Essays Musicians' Posts

photo by Carl Beust at Newport Folk Festival for Americana Highways

Last Tuesday I flew from Austin to Nashville and attended AMERICANAFEST, which is in all caps for reasons that escape me, for the third time. I saw some folks I loved and made some new friends and heard some music and sang some songs at The 5 Spot and walked around a lot and had people look over my shoulder after checking my nametag to see if I was worth talking to and I drank probably a little too much beer and I ate at Monell’s with some of my most favorite people. In these respects, a pretty typical five days for a singer-songwriter in Nashville. Sometimes good, sometimes not so good, etc.

On Friday, though, I went to a panel discussion with Rhiannon Giddens and John Jeremiah Sullivan. I’ve been to a lot of music conferences and sat through a lot of music conference panels. Panels where everyone kept saying the same thing, just in different ways.

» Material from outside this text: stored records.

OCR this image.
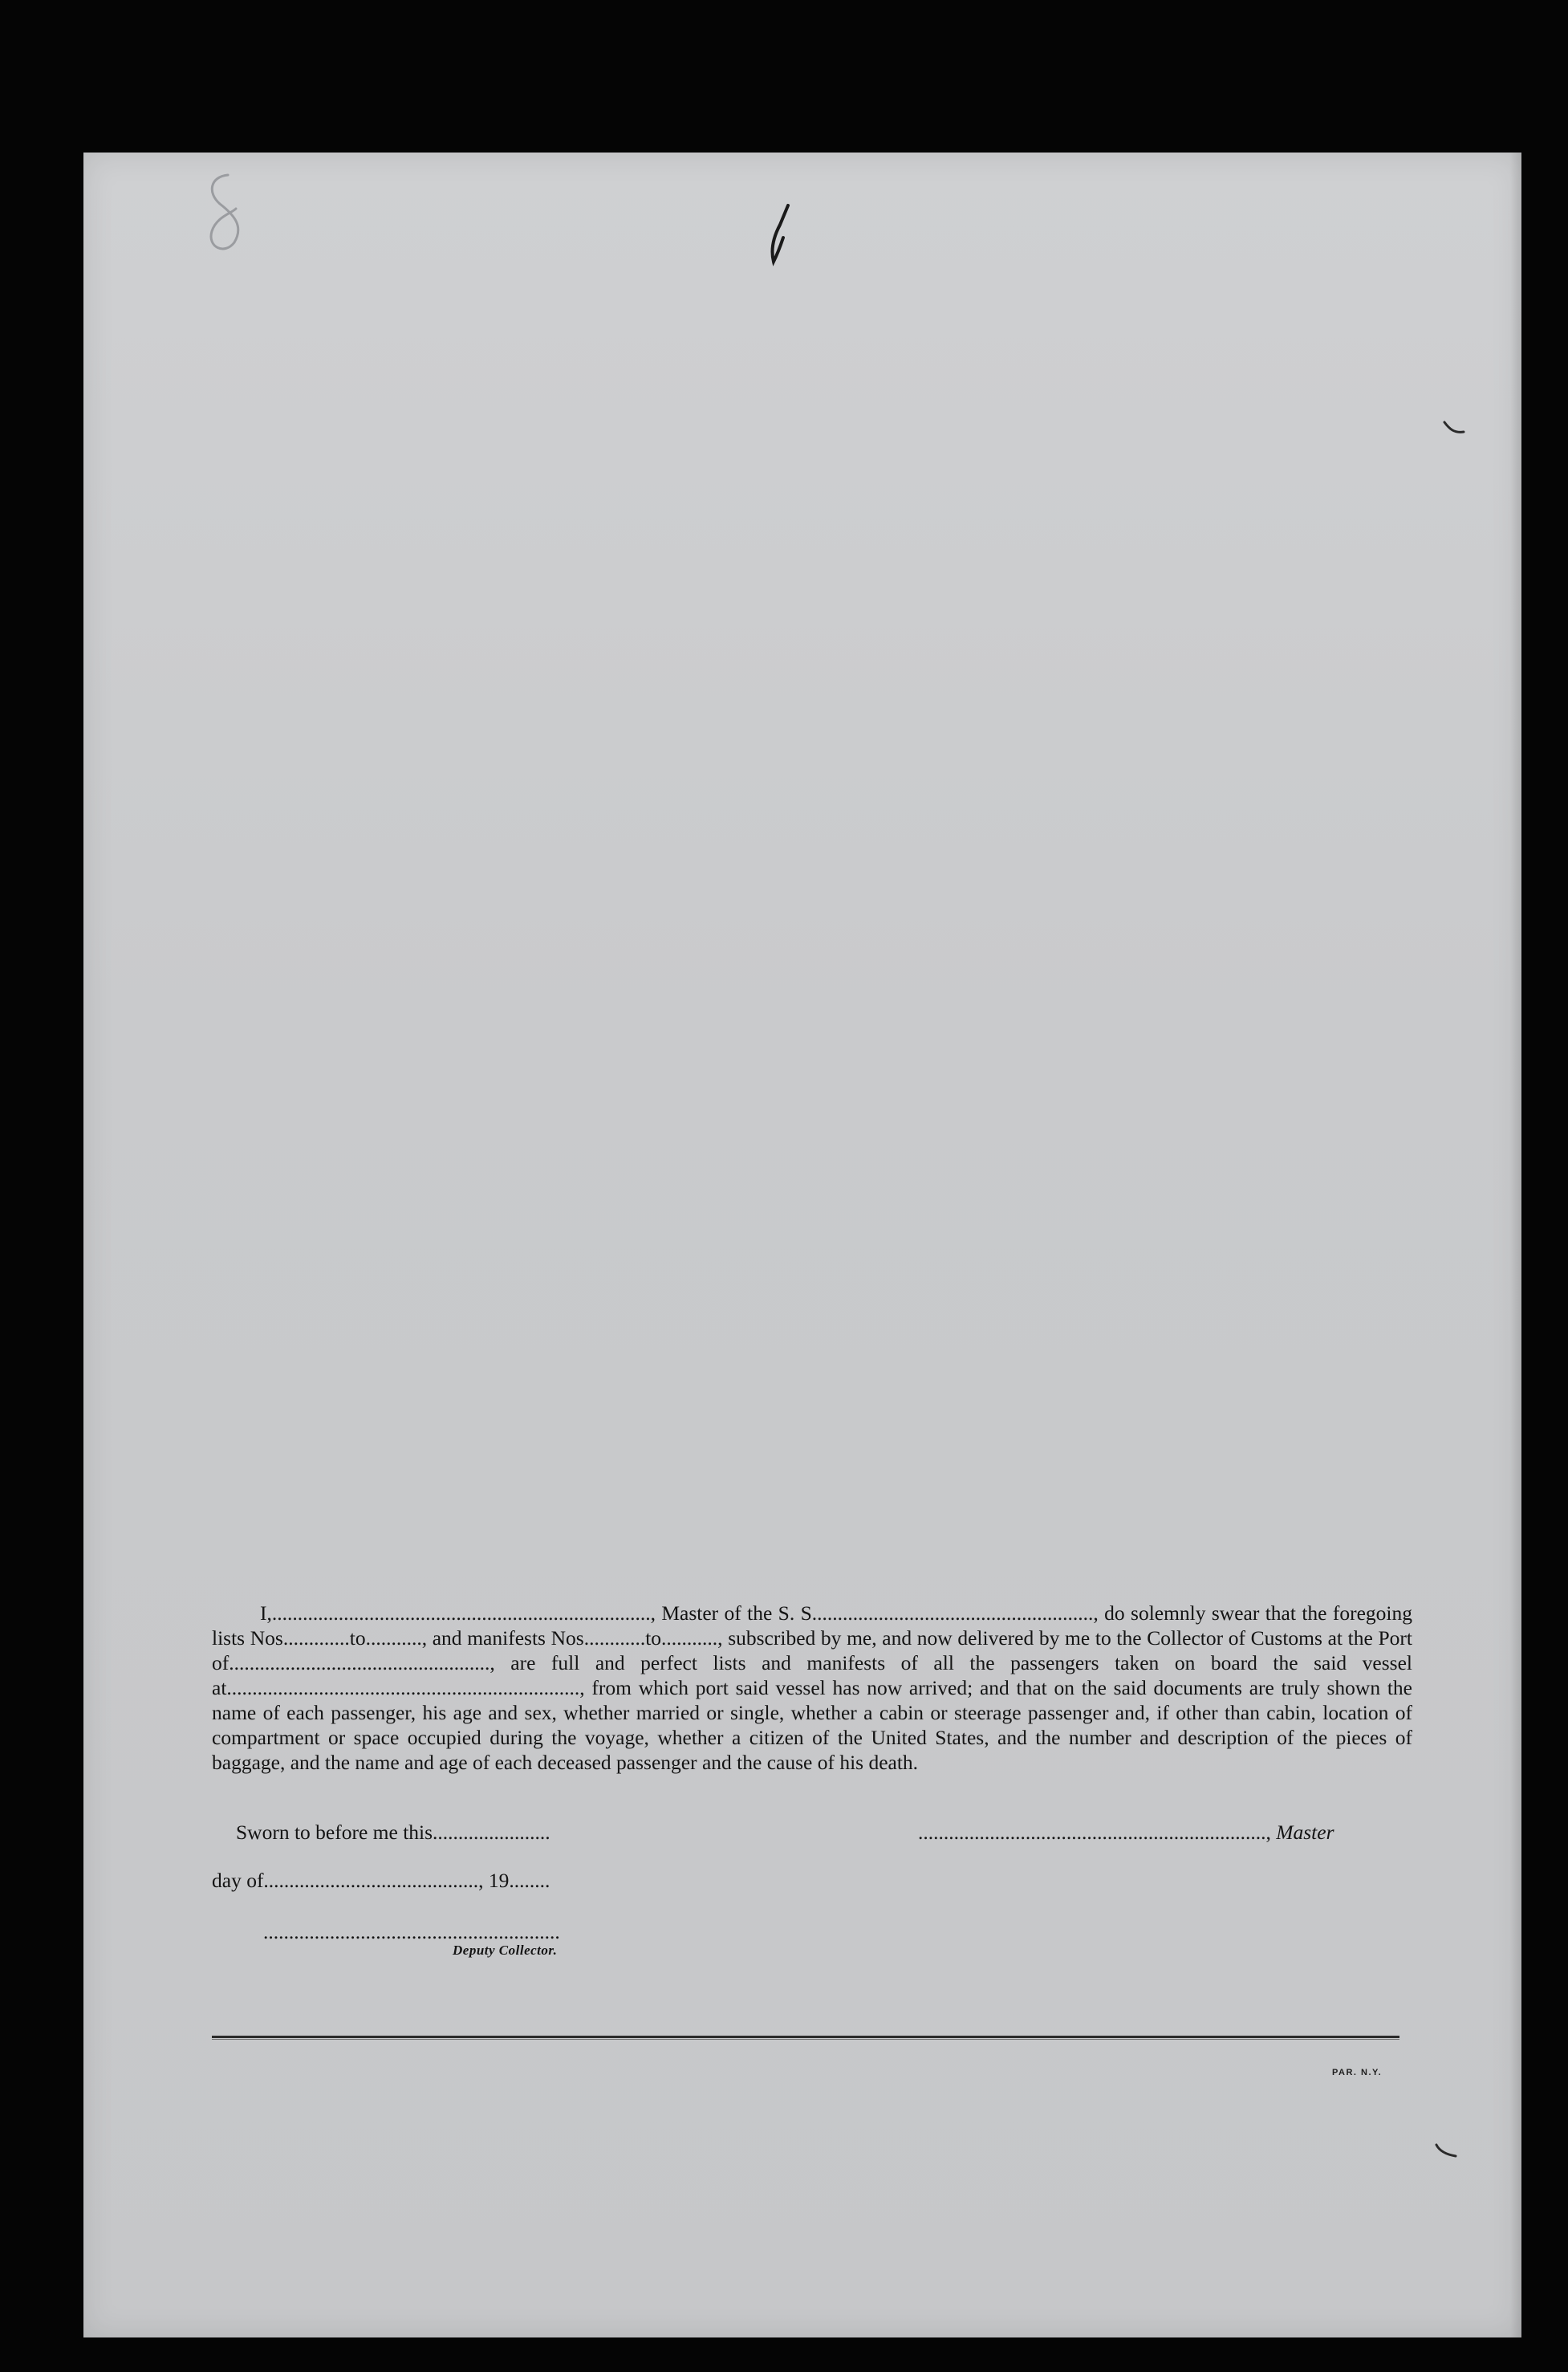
I,.........................................................................., Master of the S. S......................................................., do solemnly swear that the foregoing lists Nos.............to..........., and manifests Nos............to..........., subscribed by me, and now delivered by me to the Collector of Customs at the Port of..................................................., are full and perfect lists and manifests of all the passengers taken on board the said vessel at....................................................................., from which port said vessel has now arrived; and that on the said documents are truly shown the name of each passenger, his age and sex, whether married or single, whether a cabin or steerage passenger and, if other than cabin, location of compartment or space occupied during the voyage, whether a citizen of the United States, and the number and description of the pieces of baggage, and the name and age of each deceased passenger and the cause of his death.

Sworn to before me this.......................	...................................................................., Master
day of.........................................., 19........
..........................................................
Deputy Collector.
PAR. N.Y.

Panels where nobody managed to say much of anything and didn’t want to be there in the first place. Panels where the people you do want to hear from don’t talk and the people you don’t want to hear from can’t say enough. But this one was something else.

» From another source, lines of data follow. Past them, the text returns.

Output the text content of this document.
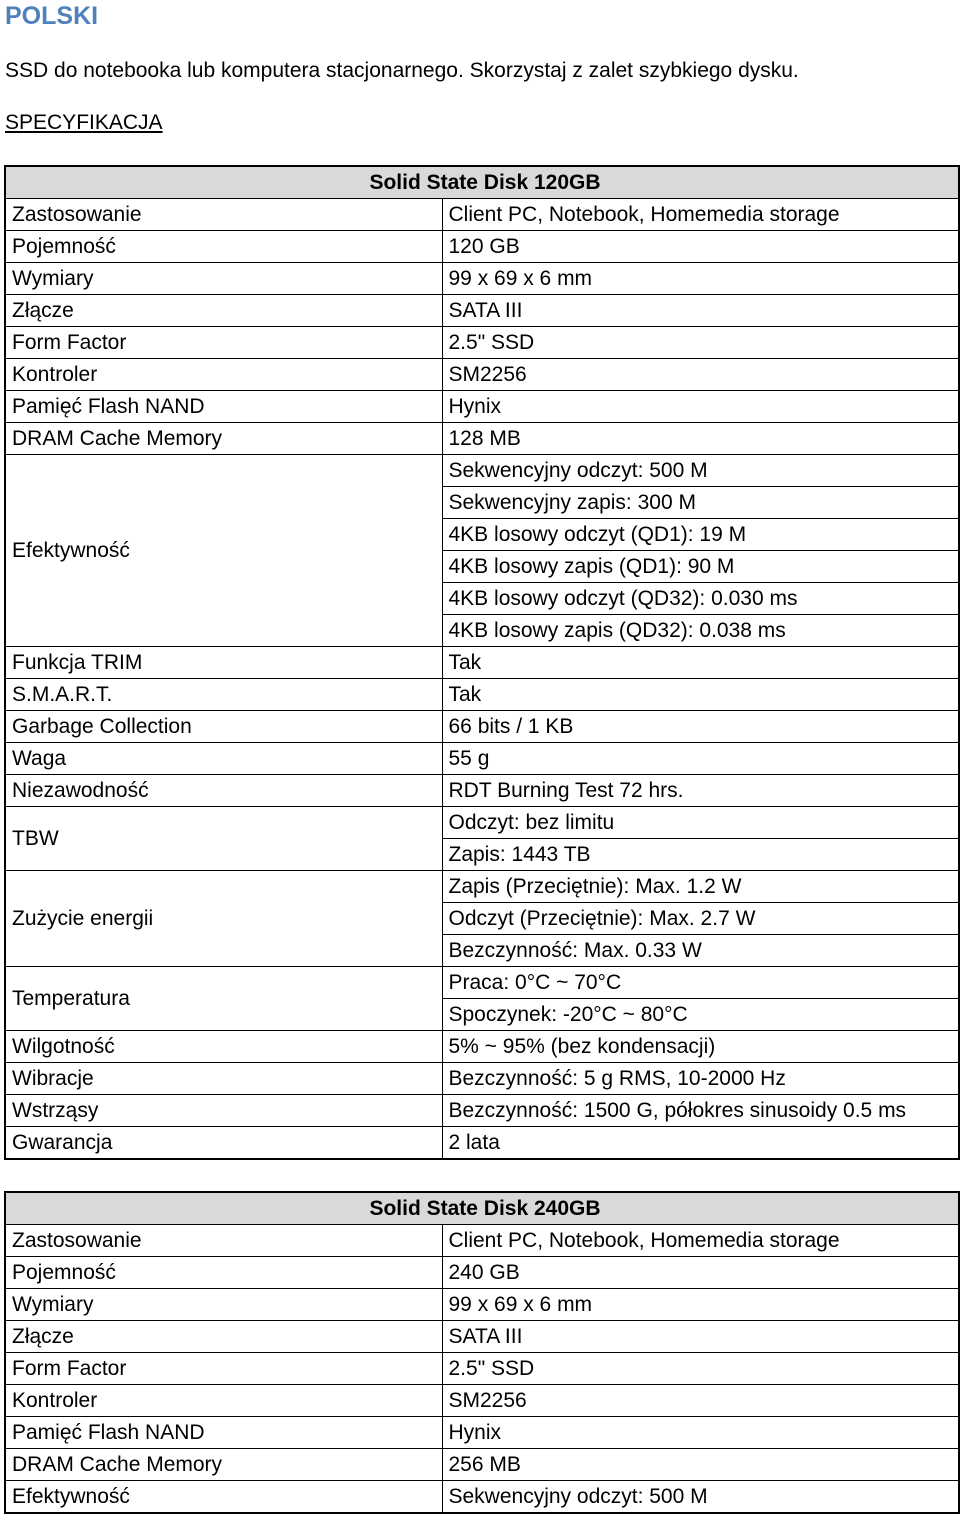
POLSKI

SSD do notebooka lub komputera stacjonarnego. Skorzystaj z zalet szybkiego dysku.

SPECYFIKACJA

Solid State Disk 120GB	
Zastosowanie	Client PC, Notebook, Homemedia storage
Pojemność	120 GB
Wymiary	99 x 69 x 6 mm
Złącze	SATA III
Form Factor	2.5" SSD
Kontroler	SM2256
Pamięć Flash NAND	Hynix
DRAM Cache Memory	128 MB
Efektywność	Sekwencyjny odczyt: 500 M
	Sekwencyjny zapis: 300 M
	4KB losowy odczyt (QD1): 19 M
	4KB losowy zapis (QD1): 90 M
	4KB losowy odczyt (QD32): 0.030 ms
	4KB losowy zapis (QD32): 0.038 ms
Funkcja TRIM	Tak
S.M.A.R.T.	Tak
Garbage Collection	66 bits / 1 KB
Waga	55 g
Niezawodność	RDT Burning Test 72 hrs.
TBW	Odczyt: bez limitu
	Zapis: 1443 TB
Zużycie energii	Zapis (Przeciętnie): Max. 1.2 W
	Odczyt (Przeciętnie): Max. 2.7 W
	Bezczynność: Max. 0.33 W
Temperatura	Praca: 0°C ~ 70°C
	Spoczynek: -20°C ~ 80°C
Wilgotność	5% ~ 95% (bez kondensacji)
Wibracje	Bezczynność: 5 g RMS, 10-2000 Hz
Wstrząsy	Bezczynność: 1500 G, półokres sinusoidy 0.5 ms
Gwarancja	2 lata
Solid State Disk 240GB	
Zastosowanie	Client PC, Notebook, Homemedia storage
Pojemność	240 GB
Wymiary	99 x 69 x 6 mm
Złącze	SATA III
Form Factor	2.5" SSD
Kontroler	SM2256
Pamięć Flash NAND	Hynix
DRAM Cache Memory	256 MB
Efektywność	Sekwencyjny odczyt: 500 M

You know who Rhiannon Giddens is, and everyone else is about to thanks to the Ken Burns’ Country Music PBS series. John Jeremiah Sullivan, on the other hand, is my favorite music writer out there right now. They were talking about Frank Johnson and the erasure of the massive role of African Americans in the history of folk and Americana music, which was the subject of an article by Sullivan in the New Yorker earlier this year. You need to read that. He also wrote this piece about Geeshie Wiley and Elvie Thomas, which could be the best thing I’ve read about music in my entire life. You need to read that, too.

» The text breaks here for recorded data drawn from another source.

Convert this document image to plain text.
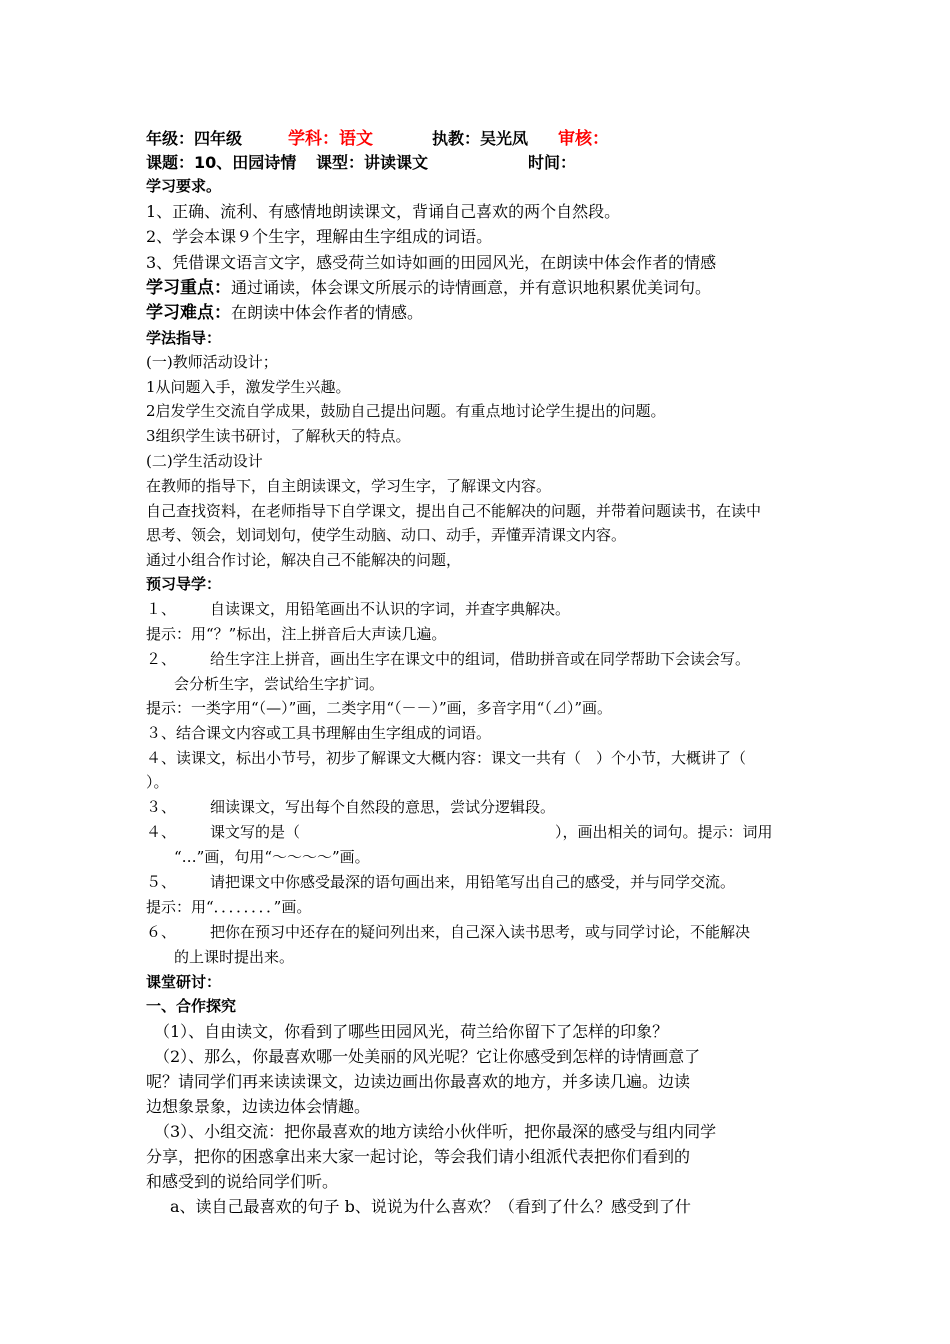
年级：四年级	学科：语文	执教：吴光凤 审核：
课题：10、田园诗情 课型：讲读课文	时间：
学习要求。
1、正确、流利、有感情地朗读课文，背诵自己喜欢的两个自然段。
2、学会本课９个生字，理解由生字组成的词语。
3、凭借课文语言文字，感受荷兰如诗如画的田园风光，在朗读中体会作者的情感
学习重点：通过诵读，体会课文所展示的诗情画意，并有意识地积累优美词句。
学习难点：在朗读中体会作者的情感。
学法指导：
(一)教师活动设计；
1从问题入手，激发学生兴趣。
2启发学生交流自学成果，鼓励自己提出问题。有重点地讨论学生提出的问题。
3组织学生读书研讨，了解秋天的特点。
(二)学生活动设计
在教师的指导下，自主朗读课文，学习生字，了解课文内容。
自己查找资料，在老师指导下自学课文，提出自己不能解决的问题，并带着问题读书，在读中
思考、领会，划词划句，使学生动脑、动口、动手，弄懂弄清课文内容。
通过小组合作讨论，解决自己不能解决的问题，
预习导学：
１、 自读课文，用铅笔画出不认识的字词，并查字典解决。
提示：用“？”标出，注上拼音后大声读几遍。
２、 给生字注上拼音，画出生字在课文中的组词，借助拼音或在同学帮助下会读会写。
会分析生字，尝试给生字扩词。
提示：一类字用“（—）”画，二类字用“（－－）”画，多音字用“（⊿）”画。
３、结合课文内容或工具书理解由生字组成的词语。
４、读课文，标出小节号，初步了解课文大概内容：课文一共有（　）个小节，大概讲了（
）。
３、 细读课文，写出每个自然段的意思，尝试分逻辑段。
４、 课文写的是（　　　　　　　　　　　　　　　　　），画出相关的词句。提示：词用
“…”画，句用“～～～～”画。
５、 请把课文中你感受最深的语句画出来，用铅笔写出自己的感受，并与同学交流。
提示：用“．．．．．．．．”画。
６、 把你在预习中还存在的疑问列出来，自己深入读书思考，或与同学讨论，不能解决
的上课时提出来。
课堂研讨：
一、合作探究
（1）、自由读文，你看到了哪些田园风光，荷兰给你留下了怎样的印象？
（2）、那么，你最喜欢哪一处美丽的风光呢？它让你感受到怎样的诗情画意了
呢？请同学们再来读读课文，边读边画出你最喜欢的地方，并多读几遍。边读
边想象景象，边读边体会情趣。
（3）、小组交流：把你最喜欢的地方读给小伙伴听，把你最深的感受与组内同学
分享，把你的困惑拿出来大家一起讨论，等会我们请小组派代表把你们看到的
和感受到的说给同学们听。
a、读自己最喜欢的句子 b、说说为什么喜欢？（看到了什么？感受到了什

At one point during the discussion Rhiannon Giddens pulled out a fiddle and started playing a Frank Johnson tune. I had a moment. My hair stood on end. Tears started squeezing out of the corner of my left eye (not my right one; why?) and I realized or maybe remembered that nothing on Earth makes me feel the range of intense emotions that good, real, true music does. Sadness, joy, excitement, gratitude. All of it. At once! I love good music so much.

There are the nametags and the showcase pecking orders and the words in all caps for no apparent reason whatsoever and this sense sometimes you’re being told what you’re meant to like whether you like it or not and whether it’s good or not. There’s all of that business.

And then there’s the woman with the fiddle playing a tune from across the ages that not a single soul could ever ever deny. There’s that, too. And thank goodness for that.